A video shown in court on Monday depicted defendant Thomas Lubanga visiting a military training camp and delivering a speech to a large group of soldiers and recruits.
“The youngest [recruits] were about nine years old,” an unnamed witness told the court, speaking in French with his face and voice digitally distorted.
The witness said he was at the video-recorded event, although his exact role with the Union of Congolese Patriots (UPC) was not disclosed.
The video depicted Lubanga surrounded by a large group of people, many of whom appeared to be small children.
The witness said the new recruits were those who wore civilian clothes and carried long sticks, while the more experienced soldiers had uniforms and guns.
Lubanga led the group in song before launching into a speech about the importance of being “courageous” in battle.
“This type of work is of great importance,” Lubanga told the crowd. “It can involve suffering.”
Lubanga also told the crowd that the UPC did not “belong to one ethnic group.”
Since the UPC is alleged to have targeted people of the Lendu ethnicity, Prosecutor Olivia Struyven asked the witness if Lubanga’s statement was true.
“Yes,” replied the witness. “But there was a dominant ethnic group.”
That group, he said, was Hema, with other ethnicities represented in smaller numbers.
The witness also identified Bosco Ntaganda in the video.

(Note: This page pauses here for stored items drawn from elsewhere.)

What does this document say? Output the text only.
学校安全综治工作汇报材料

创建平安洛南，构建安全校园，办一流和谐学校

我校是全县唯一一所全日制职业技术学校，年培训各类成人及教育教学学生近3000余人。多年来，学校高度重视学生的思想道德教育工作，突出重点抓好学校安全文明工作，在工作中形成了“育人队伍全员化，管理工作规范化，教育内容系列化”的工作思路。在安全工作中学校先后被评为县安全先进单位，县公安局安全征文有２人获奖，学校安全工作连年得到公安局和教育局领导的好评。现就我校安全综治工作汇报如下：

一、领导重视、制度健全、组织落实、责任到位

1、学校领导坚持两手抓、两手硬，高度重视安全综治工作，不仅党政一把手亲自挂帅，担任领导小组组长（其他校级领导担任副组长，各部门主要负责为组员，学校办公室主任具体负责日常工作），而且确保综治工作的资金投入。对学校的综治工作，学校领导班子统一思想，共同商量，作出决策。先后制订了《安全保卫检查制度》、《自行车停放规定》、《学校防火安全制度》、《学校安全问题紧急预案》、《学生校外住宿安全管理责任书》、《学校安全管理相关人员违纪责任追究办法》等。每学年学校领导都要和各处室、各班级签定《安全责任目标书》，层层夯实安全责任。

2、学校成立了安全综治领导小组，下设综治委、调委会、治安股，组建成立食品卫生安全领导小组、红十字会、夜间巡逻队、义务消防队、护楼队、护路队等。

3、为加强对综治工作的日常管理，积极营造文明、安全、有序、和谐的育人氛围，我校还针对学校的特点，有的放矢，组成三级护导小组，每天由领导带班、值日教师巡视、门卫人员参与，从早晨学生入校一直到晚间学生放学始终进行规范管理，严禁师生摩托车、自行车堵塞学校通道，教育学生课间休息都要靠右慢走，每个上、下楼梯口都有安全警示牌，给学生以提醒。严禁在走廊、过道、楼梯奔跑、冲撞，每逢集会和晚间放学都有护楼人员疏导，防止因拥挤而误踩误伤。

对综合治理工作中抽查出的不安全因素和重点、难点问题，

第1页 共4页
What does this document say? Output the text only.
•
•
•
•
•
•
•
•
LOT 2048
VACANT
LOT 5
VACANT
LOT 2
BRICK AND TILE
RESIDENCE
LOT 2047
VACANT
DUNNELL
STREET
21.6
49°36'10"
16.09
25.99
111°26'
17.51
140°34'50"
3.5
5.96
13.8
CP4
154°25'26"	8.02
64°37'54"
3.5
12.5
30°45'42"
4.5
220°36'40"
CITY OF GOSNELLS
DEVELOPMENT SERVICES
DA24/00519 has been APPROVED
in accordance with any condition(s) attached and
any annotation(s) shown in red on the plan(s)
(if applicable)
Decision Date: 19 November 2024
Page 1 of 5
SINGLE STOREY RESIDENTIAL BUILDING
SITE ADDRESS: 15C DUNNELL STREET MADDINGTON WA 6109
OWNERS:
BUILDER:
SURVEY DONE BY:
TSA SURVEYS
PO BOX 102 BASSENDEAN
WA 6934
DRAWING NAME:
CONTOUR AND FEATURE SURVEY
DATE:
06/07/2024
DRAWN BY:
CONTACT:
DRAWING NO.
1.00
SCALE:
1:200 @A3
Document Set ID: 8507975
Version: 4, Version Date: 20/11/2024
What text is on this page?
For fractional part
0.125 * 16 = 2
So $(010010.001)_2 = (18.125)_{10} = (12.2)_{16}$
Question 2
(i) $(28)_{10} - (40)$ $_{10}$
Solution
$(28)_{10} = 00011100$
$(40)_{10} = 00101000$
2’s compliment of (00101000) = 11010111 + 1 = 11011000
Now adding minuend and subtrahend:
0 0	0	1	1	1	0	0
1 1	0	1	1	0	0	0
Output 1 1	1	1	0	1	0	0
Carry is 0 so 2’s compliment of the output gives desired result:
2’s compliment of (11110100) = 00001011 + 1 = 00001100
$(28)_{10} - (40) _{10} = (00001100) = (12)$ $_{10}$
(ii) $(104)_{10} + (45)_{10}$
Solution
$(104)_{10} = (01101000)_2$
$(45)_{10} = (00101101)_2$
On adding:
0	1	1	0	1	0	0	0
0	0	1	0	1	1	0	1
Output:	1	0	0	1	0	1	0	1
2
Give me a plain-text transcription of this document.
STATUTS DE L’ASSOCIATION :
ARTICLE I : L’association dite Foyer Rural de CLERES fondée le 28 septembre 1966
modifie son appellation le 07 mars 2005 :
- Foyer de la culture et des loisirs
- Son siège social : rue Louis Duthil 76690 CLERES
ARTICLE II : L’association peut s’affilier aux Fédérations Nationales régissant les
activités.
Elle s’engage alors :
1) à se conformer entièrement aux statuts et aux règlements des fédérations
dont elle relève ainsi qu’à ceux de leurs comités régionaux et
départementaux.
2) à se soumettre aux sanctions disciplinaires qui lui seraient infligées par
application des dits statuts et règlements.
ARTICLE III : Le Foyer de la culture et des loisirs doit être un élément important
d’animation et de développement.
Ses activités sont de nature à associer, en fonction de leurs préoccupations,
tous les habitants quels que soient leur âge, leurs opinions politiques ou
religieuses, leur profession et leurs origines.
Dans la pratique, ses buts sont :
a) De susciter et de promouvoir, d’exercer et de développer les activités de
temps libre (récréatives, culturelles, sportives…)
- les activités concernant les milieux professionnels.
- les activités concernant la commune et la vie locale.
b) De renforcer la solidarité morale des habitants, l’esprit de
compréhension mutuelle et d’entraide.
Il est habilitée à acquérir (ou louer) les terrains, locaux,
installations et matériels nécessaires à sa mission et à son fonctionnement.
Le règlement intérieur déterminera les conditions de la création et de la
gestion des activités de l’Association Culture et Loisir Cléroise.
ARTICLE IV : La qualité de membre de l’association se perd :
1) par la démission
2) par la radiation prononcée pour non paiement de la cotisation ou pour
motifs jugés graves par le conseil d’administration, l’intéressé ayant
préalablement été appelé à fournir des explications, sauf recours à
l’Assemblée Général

Ntaganda was the deputy chief of general staff for the UPC’s military arm, the Patriotic Forces for the Liberation of Congo (FPLC). He is currently wanted by the International Criminal Court for war crimes.
Earlier in his testimony, the witness said that he visited Lubanga’s residence in the city of Bunia on several occasions. He said the defendant had many bodyguards of different ages.
“The youngest were perhaps nine or ten years old,” he said. “The oldest were adults.”
The witness will continue his testimony on Tuesday.